2000 SEA Study Update Study
In 1999, the County began a comprehensive revision to the 1980 Countywide General Plan. As part of this revision, a study of the SEAs was commissioned and in January 2001 the Los Angeles County Significant Ecological Area Update Study 2000 was released for public review. Conservation planning was a fundamental aspect of this Study, which was designed to accomplish the following: evaluate existing SEAs for changes in biotic conditions and consider additional areas for SEA status; propose SEA boundaries based upon biotic evaluation; and propose guidelines for managing and conserving biological resources within SEAs. The SEA Update Study 2000 was based on scientifically grounded concepts regarding the size and type of linkage systems necessary to sustain the biologically diverse plant and animal species that are found within the County. All recommended SEAs in the SEA Update Study were evaluated and refined between 2001 and 2002 after consideration of public and resource agency input.
2002 Draft General Plan Initial Study
In 2002, a proposed SEA Map was released for public review as part of the Comprehensive Update and Amendment to the Los Angeles County General Plan (Initial Study).

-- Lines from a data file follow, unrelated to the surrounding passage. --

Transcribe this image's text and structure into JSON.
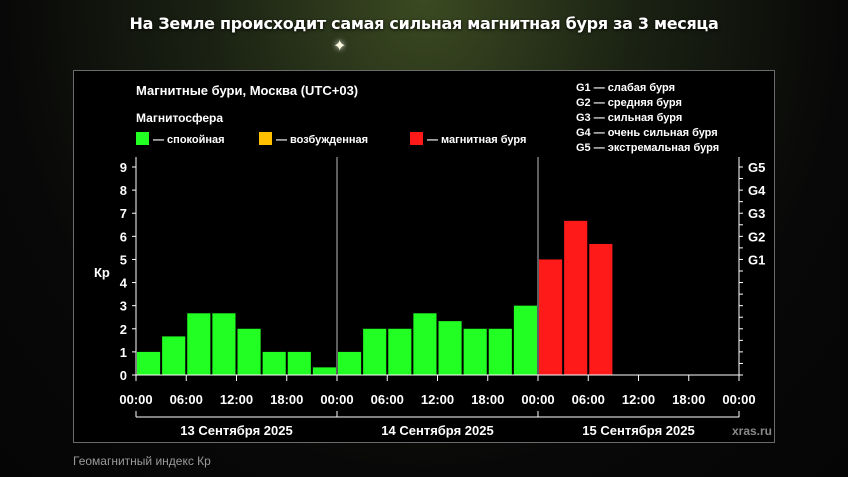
{
  "headline": "На Земле происходит самая сильная магнитная буря за 3 месяца",
  "caption": "Геомагнитный индекс Кр",
  "chart_data": {
    "type": "bar",
    "title": "Магнитные бури, Москва (UTC+03)",
    "legend_title": "Магнитосфера",
    "legend": [
      {
        "label": "— спокойная",
        "color": "#22ff22"
      },
      {
        "label": "— возбужденная",
        "color": "#ffc000"
      },
      {
        "label": "— магнитная буря",
        "color": "#ff1a1a"
      }
    ],
    "g_scale": [
      "G1 — слабая буря",
      "G2 — средняя буря",
      "G3 — сильная буря",
      "G4 — очень сильная буря",
      "G5 — экстремальная буря"
    ],
    "ylabel": "Кр",
    "ylim": [
      0,
      9
    ],
    "y_ticks": [
      "0",
      "1",
      "2",
      "3",
      "4",
      "5",
      "6",
      "7",
      "8",
      "9"
    ],
    "right_ticks": [
      {
        "label": "G1",
        "value": 5
      },
      {
        "label": "G2",
        "value": 6
      },
      {
        "label": "G3",
        "value": 7
      },
      {
        "label": "G4",
        "value": 8
      },
      {
        "label": "G5",
        "value": 9
      }
    ],
    "x_ticks": [
      "00:00",
      "06:00",
      "12:00",
      "18:00",
      "00:00",
      "06:00",
      "12:00",
      "18:00",
      "00:00",
      "06:00",
      "12:00",
      "18:00",
      "00:00"
    ],
    "days": [
      "13 Сентября 2025",
      "14 Сентября 2025",
      "15 Сентября 2025"
    ],
    "intervals_per_day": 8,
    "values": [
      1.0,
      1.67,
      2.67,
      2.67,
      2.0,
      1.0,
      1.0,
      0.33,
      1.0,
      2.0,
      2.0,
      2.67,
      2.33,
      2.0,
      2.0,
      3.0,
      5.0,
      6.67,
      5.67
    ],
    "colors": {
      "quiet": "#22ff22",
      "active": "#ffc000",
      "storm": "#ff1a1a",
      "axis": "#ffffff",
      "grid": "#555555",
      "text": "#ffffff",
      "watermark": "#8a8a8a"
    },
    "watermark": "xras.ru"
  }
}
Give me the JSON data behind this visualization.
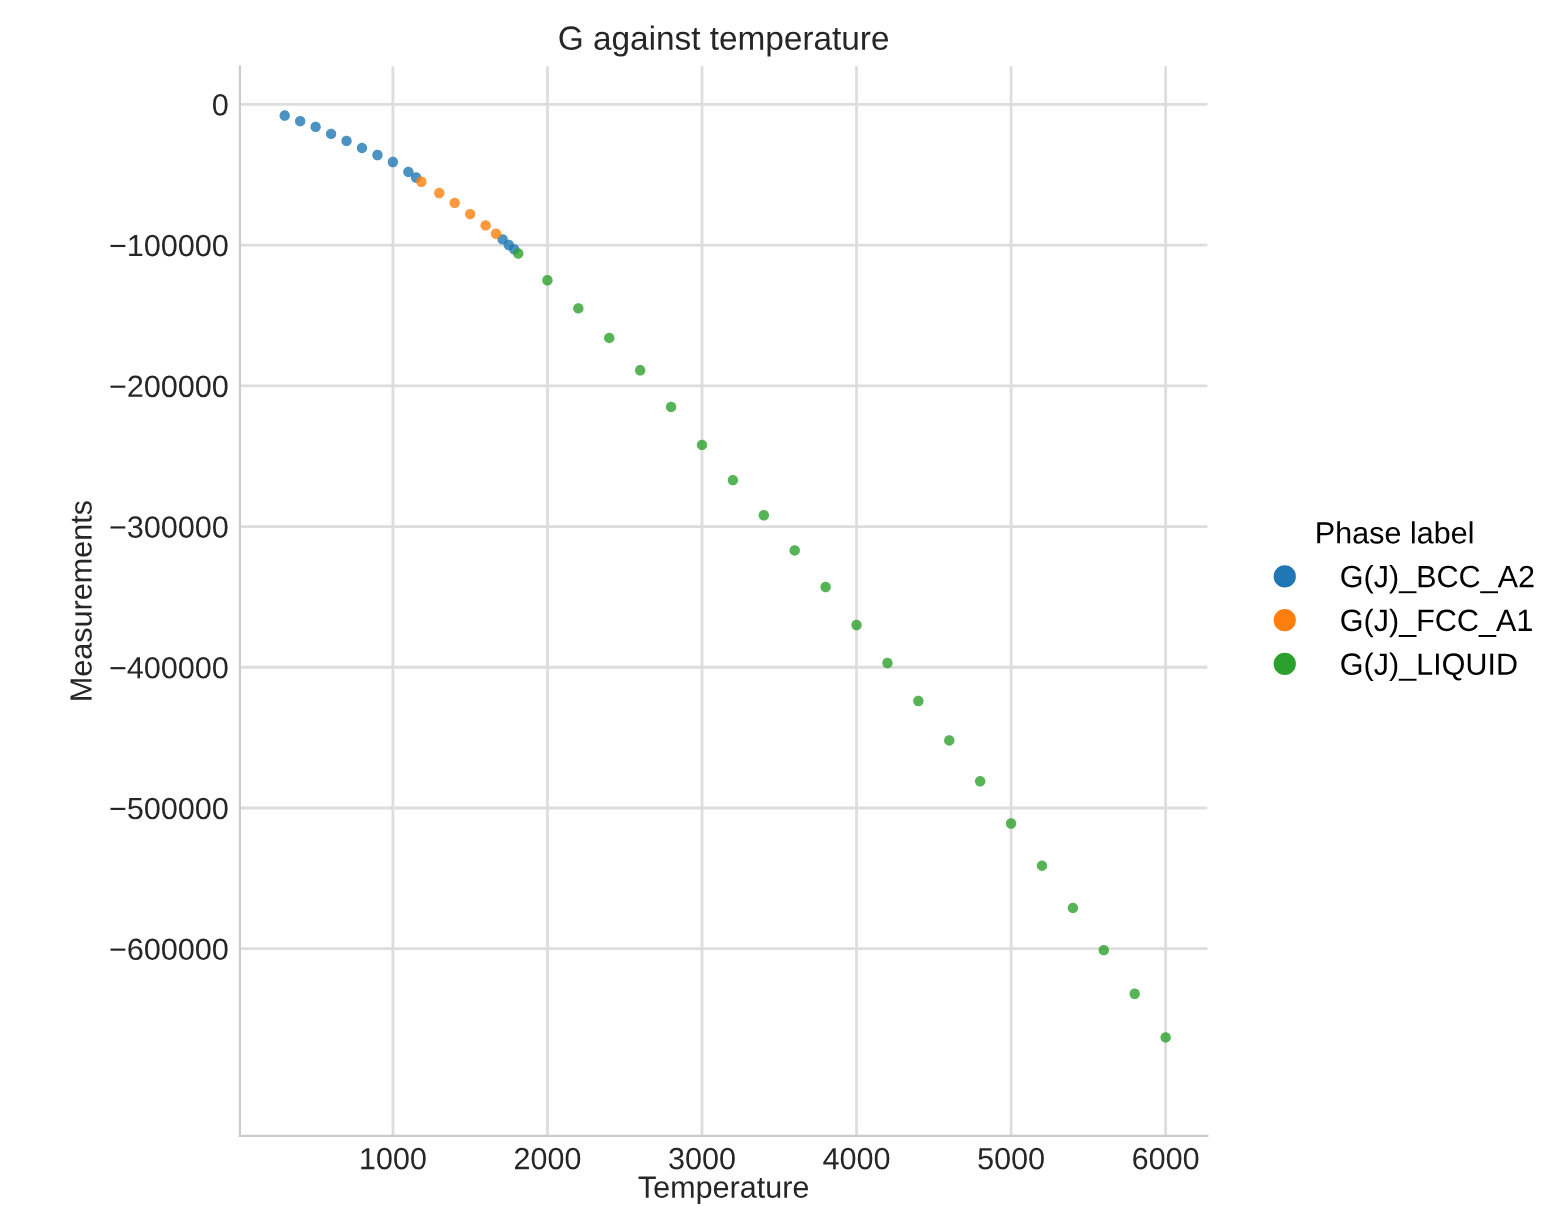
{
  "chart_data": {
    "type": "scatter",
    "title": "G against temperature",
    "xlabel": "Temperature",
    "ylabel": "Measurements",
    "legend_title": "Phase label",
    "legend": "right",
    "grid": true,
    "marker": "circle",
    "xlim": [
      10,
      6270
    ],
    "ylim": [
      -733000,
      27000
    ],
    "xticks": [
      1000,
      2000,
      3000,
      4000,
      5000,
      6000
    ],
    "yticks": [
      0,
      {
        "value": -100000,
        "label": "−100000"
      },
      {
        "value": -200000,
        "label": "−200000"
      },
      {
        "value": -300000,
        "label": "−300000"
      },
      {
        "value": -400000,
        "label": "−400000"
      },
      {
        "value": -500000,
        "label": "−500000"
      },
      {
        "value": -600000,
        "label": "−600000"
      }
    ],
    "series": [
      {
        "name": "G(J)_BCC_A2",
        "color": "#1f77b4",
        "x": [
          300,
          400,
          500,
          600,
          700,
          800,
          900,
          1000,
          1100,
          1150,
          1710,
          1750,
          1785
        ],
        "values": [
          -8000,
          -12000,
          -16000,
          -21000,
          -26000,
          -31000,
          -36000,
          -41000,
          -48000,
          -52000,
          -96000,
          -100000,
          -103000
        ]
      },
      {
        "name": "G(J)_FCC_A1",
        "color": "#ff7f0e",
        "x": [
          1184,
          1300,
          1400,
          1500,
          1600,
          1667
        ],
        "values": [
          -55000,
          -63000,
          -70000,
          -78000,
          -86000,
          -92000
        ]
      },
      {
        "name": "G(J)_LIQUID",
        "color": "#2ca02c",
        "x": [
          1811,
          2000,
          2200,
          2400,
          2600,
          2800,
          3000,
          3200,
          3400,
          3600,
          3800,
          4000,
          4200,
          4400,
          4600,
          4800,
          5000,
          5200,
          5400,
          5600,
          5800,
          6000
        ],
        "values": [
          -106000,
          -125000,
          -145000,
          -166000,
          -189000,
          -215000,
          -242000,
          -267000,
          -292000,
          -317000,
          -343000,
          -370000,
          -397000,
          -424000,
          -452000,
          -481000,
          -511000,
          -541000,
          -571000,
          -601000,
          -632000,
          -663000
        ]
      }
    ]
  }
}
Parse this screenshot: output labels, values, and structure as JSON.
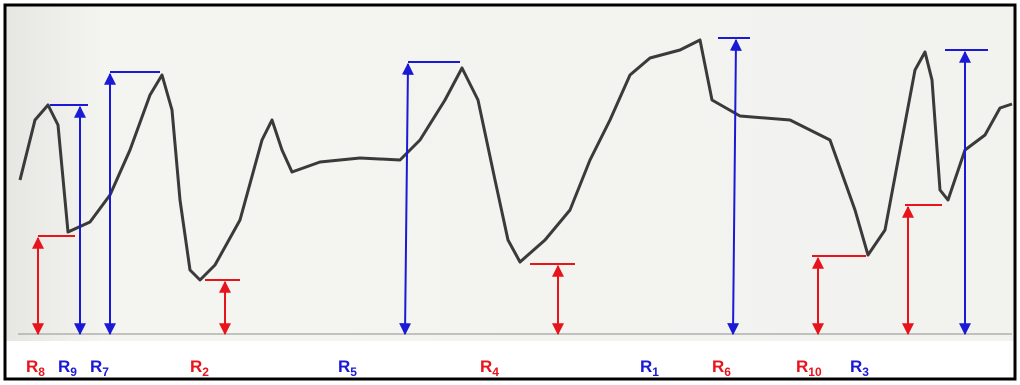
{
  "labels": [
    {
      "base": "R",
      "subscript": "8",
      "color": "#e8141c"
    },
    {
      "base": "R",
      "subscript": "9",
      "color": "#1a1ad6"
    },
    {
      "base": "R",
      "subscript": "7",
      "color": "#1a1ad6"
    },
    {
      "base": "R",
      "subscript": "2",
      "color": "#e8141c"
    },
    {
      "base": "R",
      "subscript": "5",
      "color": "#1a1ad6"
    },
    {
      "base": "R",
      "subscript": "4",
      "color": "#e8141c"
    },
    {
      "base": "R",
      "subscript": "1",
      "color": "#1a1ad6"
    },
    {
      "base": "R",
      "subscript": "6",
      "color": "#e8141c"
    },
    {
      "base": "R",
      "subscript": "10",
      "color": "#e8141c"
    },
    {
      "base": "R",
      "subscript": "3",
      "color": "#1a1ad6"
    }
  ]
}
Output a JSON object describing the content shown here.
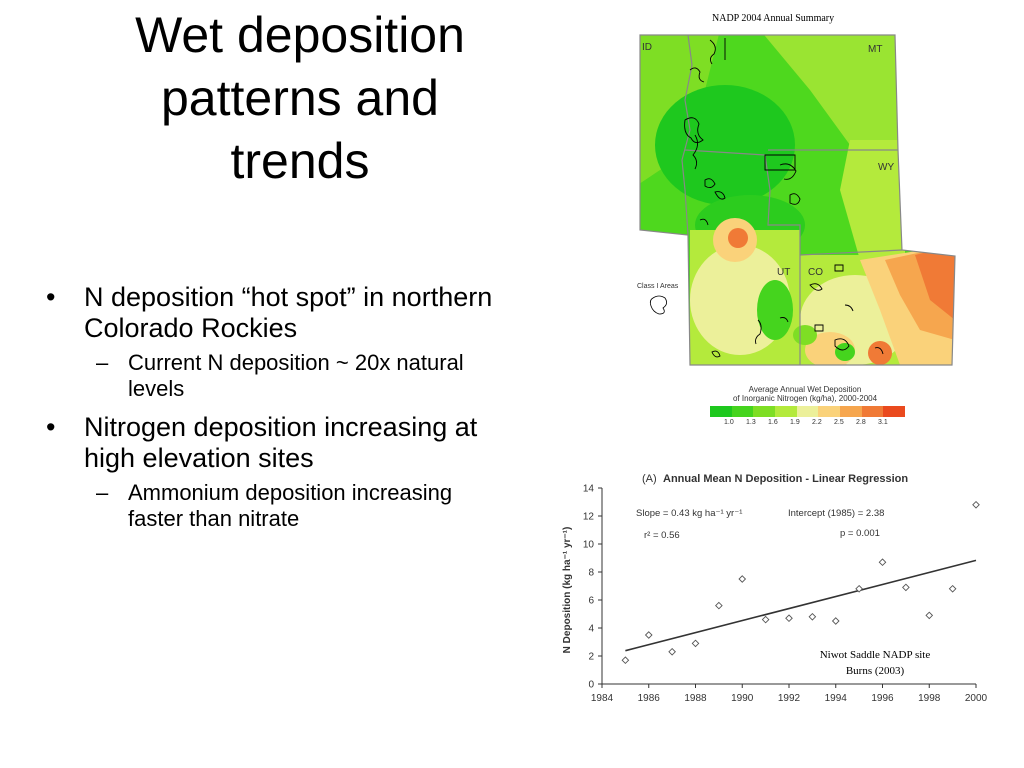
{
  "slide": {
    "title_lines": [
      "Wet deposition",
      "patterns and",
      "trends"
    ],
    "bullets": [
      {
        "text": "N deposition “hot spot” in northern Colorado Rockies",
        "sub": "Current N deposition ~ 20x natural levels"
      },
      {
        "text": "Nitrogen deposition increasing at high elevation sites",
        "sub": "Ammonium deposition increasing faster than nitrate"
      }
    ]
  },
  "map": {
    "source": "NADP 2004 Annual Summary",
    "states": [
      "ID",
      "MT",
      "WY",
      "UT",
      "CO"
    ],
    "class_areas_label": "Class I Areas",
    "legend_title_1": "Average Annual Wet Deposition",
    "legend_title_2": "of Inorganic Nitrogen (kg/ha), 2000-2004",
    "legend_colors": [
      "#1ec81e",
      "#45d41e",
      "#7ede24",
      "#b4ea3c",
      "#ecf09a",
      "#fad27a",
      "#f6a64e",
      "#f07a36",
      "#ea4a1e"
    ],
    "legend_ticks": [
      "1.0",
      "1.3",
      "1.6",
      "1.9",
      "2.2",
      "2.5",
      "2.8",
      "3.1"
    ]
  },
  "chart_data": {
    "type": "scatter",
    "prefix": "(A)",
    "title": "Annual Mean N Deposition - Linear Regression",
    "ylabel": "N Deposition (kg ha⁻¹ yr⁻¹)",
    "xlim": [
      1984,
      2000
    ],
    "ylim": [
      0,
      14
    ],
    "xticks": [
      "1984",
      "1986",
      "1988",
      "1990",
      "1992",
      "1994",
      "1996",
      "1998",
      "2000"
    ],
    "yticks": [
      "0",
      "2",
      "4",
      "6",
      "8",
      "10",
      "12",
      "14"
    ],
    "x": [
      1985,
      1986,
      1987,
      1988,
      1989,
      1990,
      1991,
      1992,
      1993,
      1994,
      1995,
      1996,
      1997,
      1998,
      1999,
      2000
    ],
    "y": [
      1.7,
      3.5,
      2.3,
      2.9,
      5.6,
      7.5,
      4.6,
      4.7,
      4.8,
      4.5,
      6.8,
      8.7,
      6.9,
      4.9,
      6.8,
      12.8
    ],
    "fit": {
      "x": [
        1985,
        2000
      ],
      "y": [
        2.38,
        8.83
      ]
    },
    "annotations": {
      "slope": "Slope = 0.43 kg ha⁻¹ yr⁻¹",
      "intercept": "Intercept (1985) = 2.38",
      "r2": "r² = 0.56",
      "p": "p = 0.001"
    },
    "site_caption_1": "Niwot Saddle NADP site",
    "site_caption_2": "Burns (2003)"
  }
}
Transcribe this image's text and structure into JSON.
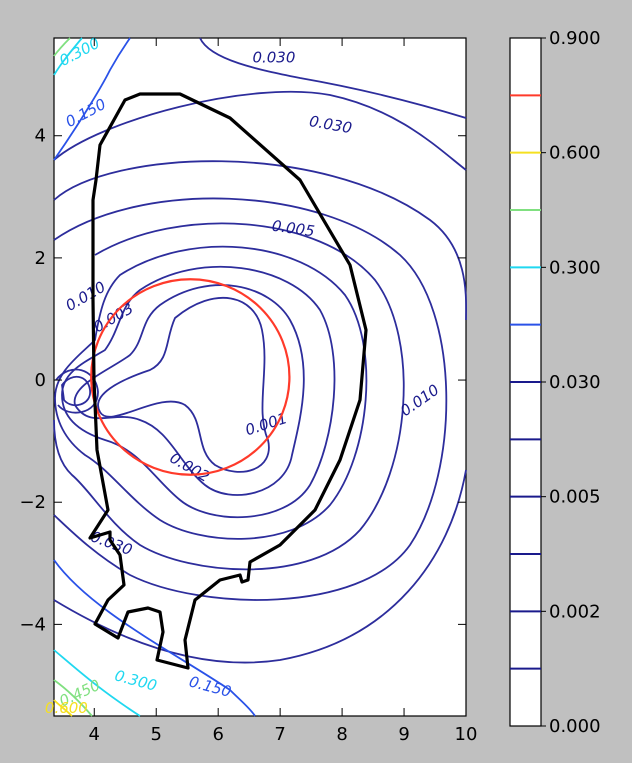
{
  "chart_data": {
    "type": "contour",
    "xlim": [
      3.35,
      10
    ],
    "ylim": [
      -5.5,
      5.6
    ],
    "x_ticks": [
      {
        "value": 4,
        "label": "4"
      },
      {
        "value": 5,
        "label": "5"
      },
      {
        "value": 6,
        "label": "6"
      },
      {
        "value": 7,
        "label": "7"
      },
      {
        "value": 8,
        "label": "8"
      },
      {
        "value": 9,
        "label": "9"
      },
      {
        "value": 10,
        "label": "10"
      }
    ],
    "y_ticks": [
      {
        "value": 4,
        "label": "4"
      },
      {
        "value": 2,
        "label": "2"
      },
      {
        "value": 0,
        "label": "0"
      },
      {
        "value": -2,
        "label": "−2"
      },
      {
        "value": -4,
        "label": "−4"
      }
    ],
    "colorbar": {
      "range": [
        0.0,
        0.9
      ],
      "levels": [
        {
          "value": 0.9,
          "color": "#ffffff"
        },
        {
          "value": 0.75,
          "color": "#ff3a2a"
        },
        {
          "value": 0.6,
          "color": "#f5e020"
        },
        {
          "value": 0.45,
          "color": "#80e080"
        },
        {
          "value": 0.3,
          "color": "#20d8f0"
        },
        {
          "value": 0.15,
          "color": "#2a52e8"
        },
        {
          "value": 0.03,
          "color": "#1a1a8c"
        },
        {
          "value": 0.01,
          "color": "#1a1a8c"
        },
        {
          "value": 0.005,
          "color": "#1a1a8c"
        },
        {
          "value": 0.003,
          "color": "#1a1a8c"
        },
        {
          "value": 0.002,
          "color": "#1a1a8c"
        },
        {
          "value": 0.001,
          "color": "#1a1a8c"
        },
        {
          "value": 0.0,
          "color": "#ffffff"
        }
      ],
      "tick_labels": [
        {
          "value": 0.9,
          "label": "0.900"
        },
        {
          "value": 0.6,
          "label": "0.600"
        },
        {
          "value": 0.3,
          "label": "0.300"
        },
        {
          "value": 0.03,
          "label": "0.030"
        },
        {
          "value": 0.005,
          "label": "0.005"
        },
        {
          "value": 0.002,
          "label": "0.002"
        },
        {
          "value": 0.0,
          "label": "0.000"
        }
      ]
    },
    "contour_labels": [
      {
        "text": "0.300",
        "x": 3.8,
        "y": 5.3,
        "color": "#20d8f0",
        "rotate": -28
      },
      {
        "text": "0.150",
        "x": 3.9,
        "y": 4.3,
        "color": "#2a52e8",
        "rotate": -28
      },
      {
        "text": "0.030",
        "x": 6.9,
        "y": 5.2,
        "color": "#1a1a8c",
        "rotate": 0
      },
      {
        "text": "0.030",
        "x": 7.8,
        "y": 4.1,
        "color": "#1a1a8c",
        "rotate": 10
      },
      {
        "text": "0.005",
        "x": 7.2,
        "y": 2.4,
        "color": "#1a1a8c",
        "rotate": 8
      },
      {
        "text": "0.010",
        "x": 3.9,
        "y": 1.3,
        "color": "#1a1a8c",
        "rotate": -30
      },
      {
        "text": "0.003",
        "x": 4.35,
        "y": 0.95,
        "color": "#1a1a8c",
        "rotate": -30
      },
      {
        "text": "0.001",
        "x": 6.8,
        "y": -0.8,
        "color": "#1a1a8c",
        "rotate": -18
      },
      {
        "text": "0.002",
        "x": 5.5,
        "y": -1.5,
        "color": "#1a1a8c",
        "rotate": 30
      },
      {
        "text": "0.010",
        "x": 9.3,
        "y": -0.4,
        "color": "#1a1a8c",
        "rotate": -35
      },
      {
        "text": "0.030",
        "x": 4.25,
        "y": -2.75,
        "color": "#1a1a8c",
        "rotate": 20
      },
      {
        "text": "0.300",
        "x": 4.65,
        "y": -5.0,
        "color": "#20d8f0",
        "rotate": 15
      },
      {
        "text": "0.150",
        "x": 5.85,
        "y": -5.1,
        "color": "#2a52e8",
        "rotate": 15
      },
      {
        "text": "0.450",
        "x": 3.8,
        "y": -5.2,
        "color": "#80e080",
        "rotate": -25
      },
      {
        "text": "0.600",
        "x": 3.55,
        "y": -5.45,
        "color": "#f5e020",
        "rotate": 0
      }
    ],
    "red_circle": {
      "center": [
        5.55,
        0.05
      ],
      "radius": 1.6,
      "color": "#ff3a2a"
    },
    "wall_color": "#000000"
  }
}
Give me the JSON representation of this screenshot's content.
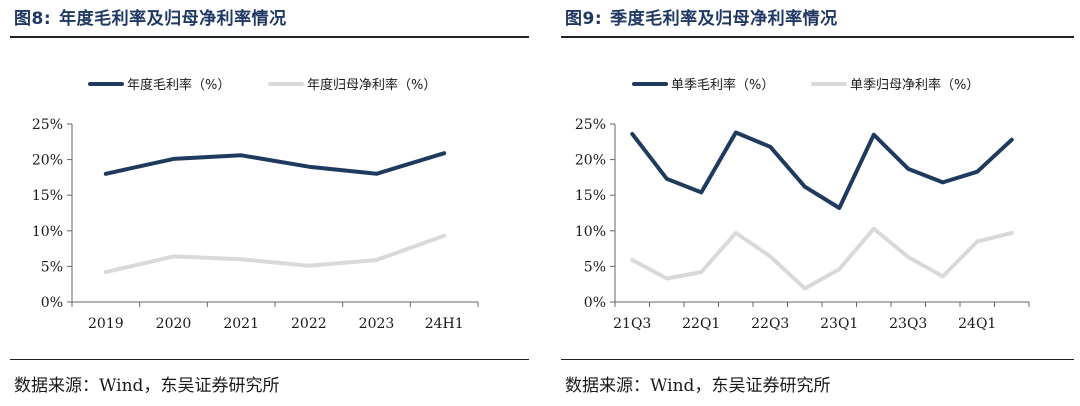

2003 Draft General Plan Policy Document
In 2003, following the General Plan’s Initial Study, the County released a Draft General Plan policy and map document called Shaping the Future 2025. The draft SEA Map in Shaping the Future reflected changes to the proposed SEAs based on biological information and public input received during the draft General Plan Initial Study public review period.
2005-2007 Draft SEA Map
In 2005, the proposed SEAs were again refined, based on the SEA criteria, to address public comment received in 2003 and 2004. Additional field work was conducted, literature review and sensitive species data tables updated, and a subset of the SEAs, called Ecological Transition Areas, identified and mapped. At the end of this process, the County’s staff biologists and environmental consultants convened to review the updated SEA boundaries over aerial photography to ensure mapping accuracy. The meeting resulted in all four biologists concurring that the proposed boundaries met the SEA criteria. These refinements were reflected on the draft SEA Map, released for public review as part of the draft General Plan in 2007.
2008 Draft SEA Map
In 2008, the draft SEA Map was released for public review as part of the draft General Plan.
2010 Expert Panel of Biologists
In 2010, an expert panel of biologists was convened to evaluate the SEA boundaries. The panel reviewed the SEA criteria, discussed scientific data, current biological theory, and their knowledge of the resources. Based on the SEA criteria and program methodology, additional locations were identified as areas that warranted the SEA designation. There were no recommendations to reduce the SEA boundaries. All recommendations by the panel to the County were considered and many were incorporated into the SEA Program.
2011 Draft SEA Map
In 2011, the draft SEA Map was released for public review as part of the Los Angeles County Draft 2035 General Plan.
Throughout the entirety of the SEA Study and update process, modifications to the proposed boundaries have occurred based on biological information received through multiple public review periods.